Alors ne boudons pas notre plaisir parce qu’il est
tout simplement excellent ce Son Of The
Dust et il l’est instantanément, dès les premières écoutes et sans
discussion possible – alors que son prédécesseur direct A Poison Tree avait lui nécessité un petit peu d’apprentissage,
sans doute parce qu’il avait un côté un peu trop forcé par moment. Certainement
plus sereine et moins éthylique, la musique des Movie Stars Junkies n’en est
pas pour autant devenue insipide. Certes les rythmes trépident désormais
rarement, les guitares sont passées en mode aigrelet, le chant susurre voir
croonise à l’envie, les chœurs féminins envahissent chaque retour de refrain,
Nick Cave et ses Bad Seeds viennent de dépasser
la quarantaine sans s’en rendre vraiment compte et on sent surnager comme
une légèreté presque pop. Pop est en fait un mot bien mal choisi, disons plutôt
que les Movie Stars Junkies ont travaillé leurs mélodies et leurs arrangements
sur l’établi, se sont débarrassés du côté trop gouailleur, ont pissé un bon
coup toute la bière frelatée qu’il leur restait dans le bide, ont épousseté
leurs vestes de costumes dépareillées, ont rajouté une fleur un peu fanée à
leurs boutonnières, ont lustré leurs vieilles chaussures en cuir fatigué sur le
derrière des jambes de leurs pantalons et ils sont passé en mode dandy froissé
et piquant – non pas le dandy qui souffre parce qu’il est trop défoncé et qu’il
a des remords, qu’il pense à son amour perdu et qu’il prétend regarder dieu
dans le blanc des yeux mais le dandy consciemment décadent et un rien rigolard
qui se souvient de tout, recommencera peut-être parce qu’il ne veut renoncer à
rien.
Si j’osais – tant pis, j’ose… – je dirais même que
l’euphorie discrète et élégante qui se dégage de Son Of The Dust est une euphorie amoureuse mais lucide. Rien à voir
avec du gnangnan et du va comme je te montre mon petit cœur tout bleu (quoique)

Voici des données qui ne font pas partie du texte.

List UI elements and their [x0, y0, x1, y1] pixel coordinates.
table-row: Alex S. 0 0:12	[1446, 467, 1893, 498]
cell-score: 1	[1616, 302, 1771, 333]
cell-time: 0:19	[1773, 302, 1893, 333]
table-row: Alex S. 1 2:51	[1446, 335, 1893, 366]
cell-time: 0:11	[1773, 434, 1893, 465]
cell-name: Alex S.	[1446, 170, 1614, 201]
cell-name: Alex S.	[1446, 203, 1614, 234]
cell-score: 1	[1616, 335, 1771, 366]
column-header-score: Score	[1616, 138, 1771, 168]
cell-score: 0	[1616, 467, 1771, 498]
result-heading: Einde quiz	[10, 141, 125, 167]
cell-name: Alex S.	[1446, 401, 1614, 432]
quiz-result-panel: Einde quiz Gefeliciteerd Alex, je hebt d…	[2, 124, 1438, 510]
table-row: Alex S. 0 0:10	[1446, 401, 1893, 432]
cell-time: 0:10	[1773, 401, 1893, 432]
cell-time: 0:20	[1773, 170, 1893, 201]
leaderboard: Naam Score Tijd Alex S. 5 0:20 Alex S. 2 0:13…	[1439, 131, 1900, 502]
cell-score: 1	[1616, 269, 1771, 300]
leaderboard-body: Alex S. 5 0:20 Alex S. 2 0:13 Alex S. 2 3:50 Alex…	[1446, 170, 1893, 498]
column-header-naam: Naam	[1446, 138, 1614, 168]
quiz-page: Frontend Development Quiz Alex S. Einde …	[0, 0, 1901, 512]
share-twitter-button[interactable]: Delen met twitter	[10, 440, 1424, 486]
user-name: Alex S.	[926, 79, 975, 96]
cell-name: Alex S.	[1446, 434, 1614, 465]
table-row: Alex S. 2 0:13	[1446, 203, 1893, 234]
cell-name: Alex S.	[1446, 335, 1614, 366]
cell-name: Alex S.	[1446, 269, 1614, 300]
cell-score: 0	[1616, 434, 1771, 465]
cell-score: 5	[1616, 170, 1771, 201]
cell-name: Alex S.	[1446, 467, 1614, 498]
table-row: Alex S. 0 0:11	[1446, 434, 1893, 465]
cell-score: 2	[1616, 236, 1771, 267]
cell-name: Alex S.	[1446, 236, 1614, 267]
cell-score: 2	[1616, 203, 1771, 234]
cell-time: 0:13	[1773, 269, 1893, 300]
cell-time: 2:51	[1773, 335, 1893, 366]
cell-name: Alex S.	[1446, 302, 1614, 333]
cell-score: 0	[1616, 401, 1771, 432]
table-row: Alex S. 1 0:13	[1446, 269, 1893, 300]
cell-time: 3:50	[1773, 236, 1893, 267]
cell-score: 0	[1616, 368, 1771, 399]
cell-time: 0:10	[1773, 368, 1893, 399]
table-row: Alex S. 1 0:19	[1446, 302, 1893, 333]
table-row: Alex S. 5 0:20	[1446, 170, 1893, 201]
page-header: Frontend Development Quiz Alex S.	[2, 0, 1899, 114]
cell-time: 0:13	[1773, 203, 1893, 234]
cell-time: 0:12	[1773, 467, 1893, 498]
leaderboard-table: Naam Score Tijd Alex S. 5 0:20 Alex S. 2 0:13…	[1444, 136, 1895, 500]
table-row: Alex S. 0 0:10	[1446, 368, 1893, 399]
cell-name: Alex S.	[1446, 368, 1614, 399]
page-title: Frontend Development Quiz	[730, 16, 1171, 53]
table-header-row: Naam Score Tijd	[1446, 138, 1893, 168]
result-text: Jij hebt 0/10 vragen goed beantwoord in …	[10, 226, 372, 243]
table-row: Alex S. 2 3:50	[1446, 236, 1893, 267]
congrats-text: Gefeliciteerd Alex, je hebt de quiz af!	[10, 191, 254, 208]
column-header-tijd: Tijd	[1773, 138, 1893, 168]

mais plutôt le plaisir éphémère d’une joie peut-être sans lendemain et dont on
ne veut pas manquer une miette. En cela Son
Of The Dust n’a rien de très différent de Melville et d’A Poison Tree :
la musique des Movie Star Junkies est toujours la musique d’un quotidien que
l’on s’efforce de rendre différent. Exprimer son ressenti pour une musique sous
un angle d’utilité quelconque c’est mal mais s’il me fallait vraiment le faire voilà
bien la seule raison qui m’y pousserait : aujourd’hui et rien d’autre (et,
bien sûr, exactement la même chose demain).
[Son Of The
Dust est publié sous la forme d’un
combo vinyle + CD par deux labels : Outside Inside
records et Wild Honey records]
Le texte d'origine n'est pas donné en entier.